New Zealand Prime Minister John Key and Australian Prime Minister Julia Gillard have reaffirmed their commitment to improving education in the Pacific by extending funding for language and literacy education across the region.

Australia and New Zealand are aiming to ensure 500,000 more children in the Pacific are enrolled in school and 75 per cent of all children in the region can read by age 10 by 2021. Almost one million school-aged children in the Pacific currently do not attend school.

New Zealand will provide NZ$145 million and Australia will provide AU$124.5 million in addition to existing funding over the next four years. New Zealand will also invest NZ$122 million for scholarships and training over the same period.

Mr Key says the theme of this year's Forum is converting the Pacific's potential into lasting prosperity, and ensuring young people in the region have access to quality primary school education is vital to achieving this. New Zealand and Australia are committed to working with Pacific governments to address barriers to education, and make sure children are able to complete a minimum of six years of basic education.

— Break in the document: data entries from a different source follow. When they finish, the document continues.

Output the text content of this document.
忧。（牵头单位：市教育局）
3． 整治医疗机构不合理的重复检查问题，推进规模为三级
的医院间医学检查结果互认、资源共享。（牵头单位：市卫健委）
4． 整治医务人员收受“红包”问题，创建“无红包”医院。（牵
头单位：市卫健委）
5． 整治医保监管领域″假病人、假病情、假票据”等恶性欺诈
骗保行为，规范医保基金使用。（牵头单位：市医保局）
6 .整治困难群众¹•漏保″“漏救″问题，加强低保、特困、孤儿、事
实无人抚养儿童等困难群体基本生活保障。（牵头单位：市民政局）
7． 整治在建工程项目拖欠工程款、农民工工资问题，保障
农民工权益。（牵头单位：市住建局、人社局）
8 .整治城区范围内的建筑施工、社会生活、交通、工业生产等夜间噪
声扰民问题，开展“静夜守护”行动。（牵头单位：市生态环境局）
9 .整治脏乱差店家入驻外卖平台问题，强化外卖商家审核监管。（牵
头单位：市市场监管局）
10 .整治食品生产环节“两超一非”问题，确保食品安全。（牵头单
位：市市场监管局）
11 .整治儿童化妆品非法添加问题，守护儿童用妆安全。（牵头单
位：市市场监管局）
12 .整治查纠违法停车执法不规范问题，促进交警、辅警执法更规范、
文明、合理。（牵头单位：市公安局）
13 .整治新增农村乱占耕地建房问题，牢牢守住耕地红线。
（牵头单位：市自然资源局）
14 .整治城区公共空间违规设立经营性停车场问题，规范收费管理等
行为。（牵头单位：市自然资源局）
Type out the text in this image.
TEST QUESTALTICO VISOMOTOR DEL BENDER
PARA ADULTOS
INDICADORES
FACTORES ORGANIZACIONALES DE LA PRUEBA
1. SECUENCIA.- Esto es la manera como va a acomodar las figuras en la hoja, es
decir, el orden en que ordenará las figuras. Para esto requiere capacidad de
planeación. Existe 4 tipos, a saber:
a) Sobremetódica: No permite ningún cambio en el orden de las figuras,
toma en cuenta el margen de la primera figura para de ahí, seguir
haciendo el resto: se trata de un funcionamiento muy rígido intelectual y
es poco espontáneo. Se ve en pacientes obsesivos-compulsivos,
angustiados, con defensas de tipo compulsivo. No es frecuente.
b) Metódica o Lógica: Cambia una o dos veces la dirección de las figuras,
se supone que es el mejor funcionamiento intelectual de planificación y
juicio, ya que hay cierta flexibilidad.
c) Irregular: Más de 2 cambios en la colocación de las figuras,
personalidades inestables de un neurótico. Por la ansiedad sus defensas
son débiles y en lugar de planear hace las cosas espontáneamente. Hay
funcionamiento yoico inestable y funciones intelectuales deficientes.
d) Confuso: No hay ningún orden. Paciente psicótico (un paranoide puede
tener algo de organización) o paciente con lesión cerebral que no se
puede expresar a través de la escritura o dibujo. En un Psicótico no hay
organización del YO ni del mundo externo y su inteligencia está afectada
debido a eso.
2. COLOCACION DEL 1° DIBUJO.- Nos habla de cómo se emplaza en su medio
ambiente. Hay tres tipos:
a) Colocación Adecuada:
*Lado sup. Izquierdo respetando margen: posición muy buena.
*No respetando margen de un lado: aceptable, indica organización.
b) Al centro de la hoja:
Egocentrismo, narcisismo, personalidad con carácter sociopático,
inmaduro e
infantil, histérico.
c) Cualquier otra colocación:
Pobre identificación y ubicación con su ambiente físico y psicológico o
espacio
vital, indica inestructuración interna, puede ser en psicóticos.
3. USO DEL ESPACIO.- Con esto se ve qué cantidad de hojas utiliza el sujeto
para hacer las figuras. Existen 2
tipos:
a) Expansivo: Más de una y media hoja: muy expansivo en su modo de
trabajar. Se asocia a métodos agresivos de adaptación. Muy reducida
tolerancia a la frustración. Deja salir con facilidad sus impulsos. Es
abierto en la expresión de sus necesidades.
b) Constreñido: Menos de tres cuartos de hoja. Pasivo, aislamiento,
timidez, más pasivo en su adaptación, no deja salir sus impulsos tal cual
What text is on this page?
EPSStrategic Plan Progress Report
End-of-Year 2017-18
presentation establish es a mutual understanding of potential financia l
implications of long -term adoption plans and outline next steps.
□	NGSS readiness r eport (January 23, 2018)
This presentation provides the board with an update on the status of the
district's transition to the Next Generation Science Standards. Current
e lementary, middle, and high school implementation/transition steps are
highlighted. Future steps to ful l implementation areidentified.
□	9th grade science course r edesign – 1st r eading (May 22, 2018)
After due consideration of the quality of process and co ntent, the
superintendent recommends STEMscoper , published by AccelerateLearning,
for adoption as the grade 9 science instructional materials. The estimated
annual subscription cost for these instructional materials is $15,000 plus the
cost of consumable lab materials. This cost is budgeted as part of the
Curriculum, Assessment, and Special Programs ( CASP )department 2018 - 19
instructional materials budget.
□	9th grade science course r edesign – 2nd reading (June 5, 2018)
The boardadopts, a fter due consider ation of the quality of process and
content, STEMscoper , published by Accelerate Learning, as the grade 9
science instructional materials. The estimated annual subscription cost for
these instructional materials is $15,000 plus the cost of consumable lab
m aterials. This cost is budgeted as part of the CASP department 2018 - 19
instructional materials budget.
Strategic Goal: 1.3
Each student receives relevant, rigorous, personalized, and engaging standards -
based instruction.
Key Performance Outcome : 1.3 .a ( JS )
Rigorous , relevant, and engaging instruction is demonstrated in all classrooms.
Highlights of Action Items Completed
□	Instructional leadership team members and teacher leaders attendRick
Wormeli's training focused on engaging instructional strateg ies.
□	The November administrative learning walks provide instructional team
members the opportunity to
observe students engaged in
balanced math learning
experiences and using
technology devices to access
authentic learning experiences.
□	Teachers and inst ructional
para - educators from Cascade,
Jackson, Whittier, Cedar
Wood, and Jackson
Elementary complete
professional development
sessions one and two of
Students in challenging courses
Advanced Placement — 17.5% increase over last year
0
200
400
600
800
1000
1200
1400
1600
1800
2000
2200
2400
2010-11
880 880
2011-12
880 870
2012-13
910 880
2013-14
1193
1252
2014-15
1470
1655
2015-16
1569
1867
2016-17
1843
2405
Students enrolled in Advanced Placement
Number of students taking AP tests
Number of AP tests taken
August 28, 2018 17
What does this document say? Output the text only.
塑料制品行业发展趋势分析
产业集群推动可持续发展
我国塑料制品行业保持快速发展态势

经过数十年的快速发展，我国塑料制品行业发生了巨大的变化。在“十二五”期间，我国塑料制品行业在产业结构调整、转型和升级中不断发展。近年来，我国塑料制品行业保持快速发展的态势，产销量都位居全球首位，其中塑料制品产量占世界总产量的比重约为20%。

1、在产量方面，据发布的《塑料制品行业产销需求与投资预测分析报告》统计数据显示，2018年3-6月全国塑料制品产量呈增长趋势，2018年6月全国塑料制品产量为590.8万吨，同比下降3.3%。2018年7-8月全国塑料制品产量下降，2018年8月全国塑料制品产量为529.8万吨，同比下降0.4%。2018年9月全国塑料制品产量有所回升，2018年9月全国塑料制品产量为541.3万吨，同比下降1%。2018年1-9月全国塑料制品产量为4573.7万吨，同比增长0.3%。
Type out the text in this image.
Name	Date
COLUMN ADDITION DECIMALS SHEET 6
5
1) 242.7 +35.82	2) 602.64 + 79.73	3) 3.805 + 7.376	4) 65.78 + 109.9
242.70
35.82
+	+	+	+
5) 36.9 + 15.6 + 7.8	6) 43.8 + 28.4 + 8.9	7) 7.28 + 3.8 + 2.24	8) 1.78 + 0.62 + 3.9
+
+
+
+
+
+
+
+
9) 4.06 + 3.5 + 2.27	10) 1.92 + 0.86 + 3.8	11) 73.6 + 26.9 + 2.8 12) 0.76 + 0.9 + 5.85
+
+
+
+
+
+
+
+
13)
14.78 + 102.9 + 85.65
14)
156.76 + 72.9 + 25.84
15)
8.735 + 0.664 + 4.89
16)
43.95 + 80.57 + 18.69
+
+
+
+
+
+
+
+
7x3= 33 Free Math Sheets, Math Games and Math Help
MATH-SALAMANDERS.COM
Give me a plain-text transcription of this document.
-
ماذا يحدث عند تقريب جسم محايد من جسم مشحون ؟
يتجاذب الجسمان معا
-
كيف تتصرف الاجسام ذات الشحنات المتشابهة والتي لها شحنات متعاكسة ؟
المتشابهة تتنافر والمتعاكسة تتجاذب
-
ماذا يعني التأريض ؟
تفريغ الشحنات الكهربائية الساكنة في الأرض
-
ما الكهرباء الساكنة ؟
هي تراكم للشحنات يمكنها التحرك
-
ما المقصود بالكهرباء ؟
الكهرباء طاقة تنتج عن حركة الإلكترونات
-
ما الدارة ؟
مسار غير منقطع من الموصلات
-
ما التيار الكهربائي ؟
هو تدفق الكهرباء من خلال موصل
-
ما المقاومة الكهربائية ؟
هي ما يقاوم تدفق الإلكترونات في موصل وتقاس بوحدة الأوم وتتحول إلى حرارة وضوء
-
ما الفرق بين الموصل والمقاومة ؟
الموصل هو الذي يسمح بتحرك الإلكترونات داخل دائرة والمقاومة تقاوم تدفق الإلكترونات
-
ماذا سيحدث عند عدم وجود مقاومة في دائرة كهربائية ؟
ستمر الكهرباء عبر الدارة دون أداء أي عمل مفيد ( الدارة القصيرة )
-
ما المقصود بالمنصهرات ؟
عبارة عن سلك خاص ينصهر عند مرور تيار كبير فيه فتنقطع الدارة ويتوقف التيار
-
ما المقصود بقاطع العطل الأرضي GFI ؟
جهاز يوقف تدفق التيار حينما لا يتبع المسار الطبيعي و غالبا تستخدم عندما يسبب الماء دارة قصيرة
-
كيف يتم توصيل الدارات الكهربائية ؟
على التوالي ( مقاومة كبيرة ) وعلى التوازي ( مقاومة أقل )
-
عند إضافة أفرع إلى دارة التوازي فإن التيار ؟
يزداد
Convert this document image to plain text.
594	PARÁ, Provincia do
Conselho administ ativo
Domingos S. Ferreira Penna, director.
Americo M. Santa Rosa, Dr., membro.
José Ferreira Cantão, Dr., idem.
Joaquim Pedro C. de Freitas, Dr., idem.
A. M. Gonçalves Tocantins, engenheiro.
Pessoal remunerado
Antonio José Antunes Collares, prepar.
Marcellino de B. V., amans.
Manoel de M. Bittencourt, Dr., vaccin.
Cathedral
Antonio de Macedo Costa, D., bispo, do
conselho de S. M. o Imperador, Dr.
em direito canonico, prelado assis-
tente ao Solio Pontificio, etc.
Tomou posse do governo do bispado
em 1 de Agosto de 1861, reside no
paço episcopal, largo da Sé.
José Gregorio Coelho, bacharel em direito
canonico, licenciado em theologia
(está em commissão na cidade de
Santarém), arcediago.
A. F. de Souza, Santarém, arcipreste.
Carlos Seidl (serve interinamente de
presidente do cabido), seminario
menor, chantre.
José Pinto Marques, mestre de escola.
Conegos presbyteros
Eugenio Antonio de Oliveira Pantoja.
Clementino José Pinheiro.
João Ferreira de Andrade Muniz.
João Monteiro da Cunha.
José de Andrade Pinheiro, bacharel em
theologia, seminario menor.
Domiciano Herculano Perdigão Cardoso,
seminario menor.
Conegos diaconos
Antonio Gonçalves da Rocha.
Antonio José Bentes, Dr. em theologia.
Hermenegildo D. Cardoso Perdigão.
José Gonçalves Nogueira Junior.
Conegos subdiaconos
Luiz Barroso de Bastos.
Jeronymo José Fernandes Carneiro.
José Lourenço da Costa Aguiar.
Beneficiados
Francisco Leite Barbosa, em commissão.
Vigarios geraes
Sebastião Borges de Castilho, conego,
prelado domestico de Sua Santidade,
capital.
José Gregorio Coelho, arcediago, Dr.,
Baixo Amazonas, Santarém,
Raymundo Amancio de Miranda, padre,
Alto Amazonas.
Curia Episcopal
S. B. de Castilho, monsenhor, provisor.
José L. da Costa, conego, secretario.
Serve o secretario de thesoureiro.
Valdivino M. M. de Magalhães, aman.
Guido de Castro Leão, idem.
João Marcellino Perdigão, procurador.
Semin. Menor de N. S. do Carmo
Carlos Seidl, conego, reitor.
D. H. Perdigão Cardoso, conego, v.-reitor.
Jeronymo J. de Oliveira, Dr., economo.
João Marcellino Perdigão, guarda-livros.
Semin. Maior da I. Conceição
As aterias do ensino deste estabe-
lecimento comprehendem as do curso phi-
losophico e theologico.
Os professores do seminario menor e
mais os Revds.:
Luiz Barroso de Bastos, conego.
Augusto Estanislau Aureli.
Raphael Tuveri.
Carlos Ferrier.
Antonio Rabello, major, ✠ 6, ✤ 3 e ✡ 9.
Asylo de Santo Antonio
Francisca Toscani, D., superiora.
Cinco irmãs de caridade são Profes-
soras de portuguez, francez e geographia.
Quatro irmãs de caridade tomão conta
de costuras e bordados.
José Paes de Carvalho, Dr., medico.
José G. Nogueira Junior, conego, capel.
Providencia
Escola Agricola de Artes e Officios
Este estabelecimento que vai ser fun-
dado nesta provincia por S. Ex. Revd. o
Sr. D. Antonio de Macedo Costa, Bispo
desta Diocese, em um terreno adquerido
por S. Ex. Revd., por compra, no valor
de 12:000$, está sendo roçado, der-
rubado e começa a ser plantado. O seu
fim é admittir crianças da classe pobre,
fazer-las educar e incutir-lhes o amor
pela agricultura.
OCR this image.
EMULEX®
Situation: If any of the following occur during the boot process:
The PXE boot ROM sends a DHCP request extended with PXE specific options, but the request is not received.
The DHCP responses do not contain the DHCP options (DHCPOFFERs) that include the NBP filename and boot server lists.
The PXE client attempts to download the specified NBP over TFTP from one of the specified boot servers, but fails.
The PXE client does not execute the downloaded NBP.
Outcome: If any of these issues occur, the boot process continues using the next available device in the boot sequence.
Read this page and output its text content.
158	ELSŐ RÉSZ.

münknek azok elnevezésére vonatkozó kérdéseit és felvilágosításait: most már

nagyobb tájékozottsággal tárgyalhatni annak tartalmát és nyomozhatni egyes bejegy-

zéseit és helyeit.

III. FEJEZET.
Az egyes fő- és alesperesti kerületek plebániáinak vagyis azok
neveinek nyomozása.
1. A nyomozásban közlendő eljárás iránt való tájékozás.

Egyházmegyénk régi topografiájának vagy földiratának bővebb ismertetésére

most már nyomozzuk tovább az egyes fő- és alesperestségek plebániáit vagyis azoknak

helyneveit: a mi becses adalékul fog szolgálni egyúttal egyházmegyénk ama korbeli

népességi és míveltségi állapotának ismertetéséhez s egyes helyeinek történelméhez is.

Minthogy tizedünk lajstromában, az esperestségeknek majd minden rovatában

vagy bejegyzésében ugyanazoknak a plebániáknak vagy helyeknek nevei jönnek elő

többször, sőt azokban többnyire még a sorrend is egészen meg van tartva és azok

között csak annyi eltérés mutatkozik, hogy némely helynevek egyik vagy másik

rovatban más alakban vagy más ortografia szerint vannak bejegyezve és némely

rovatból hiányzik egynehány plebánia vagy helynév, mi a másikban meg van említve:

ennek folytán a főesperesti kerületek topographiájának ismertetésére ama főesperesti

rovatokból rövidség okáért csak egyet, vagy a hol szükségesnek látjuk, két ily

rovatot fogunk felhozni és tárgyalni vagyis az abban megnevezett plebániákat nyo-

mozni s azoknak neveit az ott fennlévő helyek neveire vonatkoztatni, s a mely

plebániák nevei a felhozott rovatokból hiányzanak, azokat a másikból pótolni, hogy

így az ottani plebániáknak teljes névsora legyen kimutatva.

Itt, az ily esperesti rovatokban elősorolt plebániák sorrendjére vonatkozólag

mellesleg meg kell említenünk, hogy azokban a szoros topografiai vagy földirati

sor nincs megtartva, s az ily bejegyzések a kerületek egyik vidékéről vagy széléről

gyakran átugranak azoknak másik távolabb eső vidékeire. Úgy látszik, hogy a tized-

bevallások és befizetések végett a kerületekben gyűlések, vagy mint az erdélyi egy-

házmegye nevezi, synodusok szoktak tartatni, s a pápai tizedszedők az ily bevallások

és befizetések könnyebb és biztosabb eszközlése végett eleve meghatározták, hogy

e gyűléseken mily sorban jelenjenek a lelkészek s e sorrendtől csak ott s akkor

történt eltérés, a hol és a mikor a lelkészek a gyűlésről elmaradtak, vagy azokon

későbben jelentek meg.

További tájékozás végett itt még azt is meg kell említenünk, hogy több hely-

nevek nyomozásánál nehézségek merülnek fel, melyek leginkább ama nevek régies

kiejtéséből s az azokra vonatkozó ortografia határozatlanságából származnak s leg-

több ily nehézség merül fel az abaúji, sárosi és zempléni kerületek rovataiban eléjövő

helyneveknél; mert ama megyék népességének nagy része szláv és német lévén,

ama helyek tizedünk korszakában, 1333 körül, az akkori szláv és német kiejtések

Ms Gillard says Australia and New Zealand have agreed to focus on improving literacy and numeracy, better benchmarking of education systems and enhancing education management information systems to improve schooling for children across the Pacific.

Under the Cairns Compact for Development, New Zealand and Australia cooperate closely on aid and development in the Pacific and will align their efforts in education to ensure positive outcomes for Pacific youth.

The two leaders also announced Australia and New Zealand will provide six postgraduate scholarships to commemorate the 40th anniversary of the Forum. Each country will provide three scholarships.

The scholarships will be in areas aligned with the Pacific Plan, including economic growth, sustainable development, good governance, and security. The Pacific Plan identifies these areas as major challenges that the region needs to address to achieve better living standards, increase opportunity and stimulate economic growth across the Pacific.

New Zealand and Australia are committed to working with Pacific island countries and partners including the World Bank, United Nations agencies and non-government organisations to improve education across the Pacific.